Szkolenia zawodowe, nauka zarządzania, finansów czy literatury – to tylko niektóre obszary zastosowania e-learningu. Dziedziną, której pominąć nie można jest nauka języków obcych. Jak się okazuje – nawet w czasach kryzysu zainteresowanie kursami języków obcych rośnie. Ze szkoleń na masową skalę korzystają także firmy, dla których e-learning zdaje się być najwygodniejszą formą inwestycji w pracownika. O sezonie na języki Paweł Rogaliński rozmawia z mgr Piotrem Kołodziejczykiem, specjalistą nadzorującym kursy językowe dla firm w szkole językowej "Professional" w Łodzi.
Dlaczego firmy tak często posyłają swoich pracowników na kursy językowe?
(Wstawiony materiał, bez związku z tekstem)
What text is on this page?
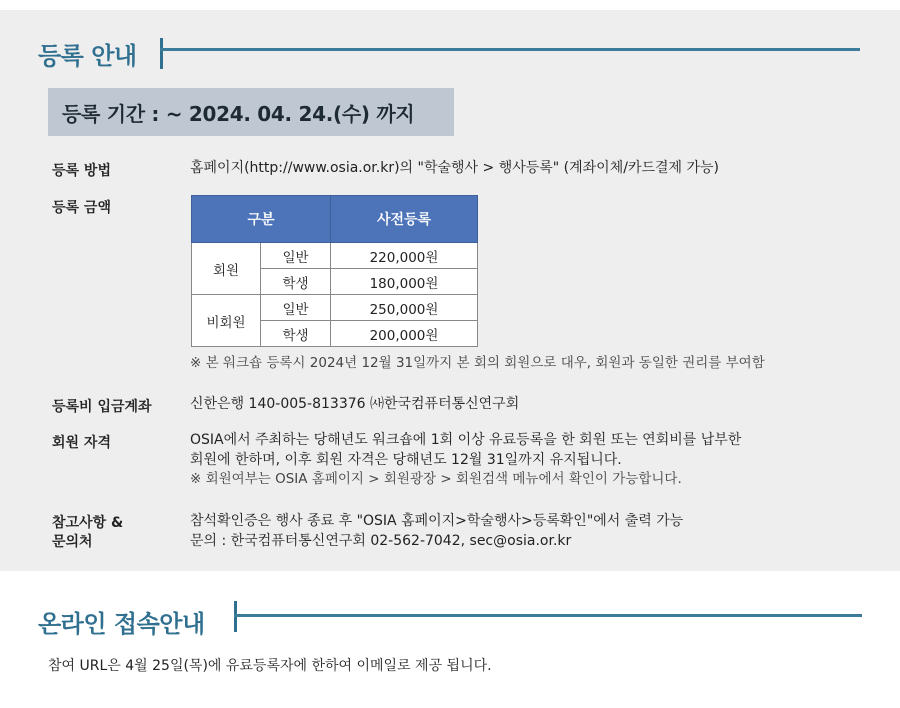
등록 안내
등록 기간 : ~ 2024. 04. 24.(수) 까지
등록 방법	홈페이지(http://www.osia.or.kr)의 "학술행사 > 행사등록" (계좌이체/카드결제 가능)
등록 금액
구분		사전등록
회원	일반	220,000원
	학생	180,000원
비회원	일반	250,000원
	학생	200,000원
※ 본 워크숍 등록시 2024년 12월 31일까지 본 회의 회원으로 대우, 회원과 동일한 권리를 부여함
등록비 입금계좌	신한은행 140-005-813376 ㈔한국컴퓨터통신연구회
회원 자격	OSIA에서 주최하는 당해년도 워크숍에 1회 이상 유료등록을 한 회원 또는 연회비를 납부한
회원에 한하며, 이후 회원 자격은 당해년도 12월 31일까지 유지됩니다.
※ 회원여부는 OSIA 홈페이지 > 회원광장 > 회원검색 메뉴에서 확인이 가능합니다.
참고사항 &
문의처
참석확인증은 행사 종료 후 "OSIA 홈페이지>학술행사>등록확인"에서 출력 가능
문의 : 한국컴퓨터통신연구회 02-562-7042, sec@osia.or.kr
온라인 접속안내
참여 URL은 4월 25일(목)에 유료등록자에 한하여 이메일로 제공 됩니다.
Każdy pracodawca chce, by jego kadra należała do najlepszych w branży. Szczególnie w chwili, gdy trzeba walczyć o utrzymanie pozycji na rynku. W dzisiejszych czasach, by zyskać zaufanie swoich klientów, nie wystarczy wyłącznie oferta dobrych usług i produktów. Sukces w dużej mierze zależy od dobrego wykształcenia pracowników firmy, którzy znając języki obce, są w stanie w pełni wykorzystać swoją wiedzę podczas prezentowania danej oferty obcokrajowcom. Tylko w ten sposób polskie przedsiębiorstwa są w stanie konkurować z zagranicznymi.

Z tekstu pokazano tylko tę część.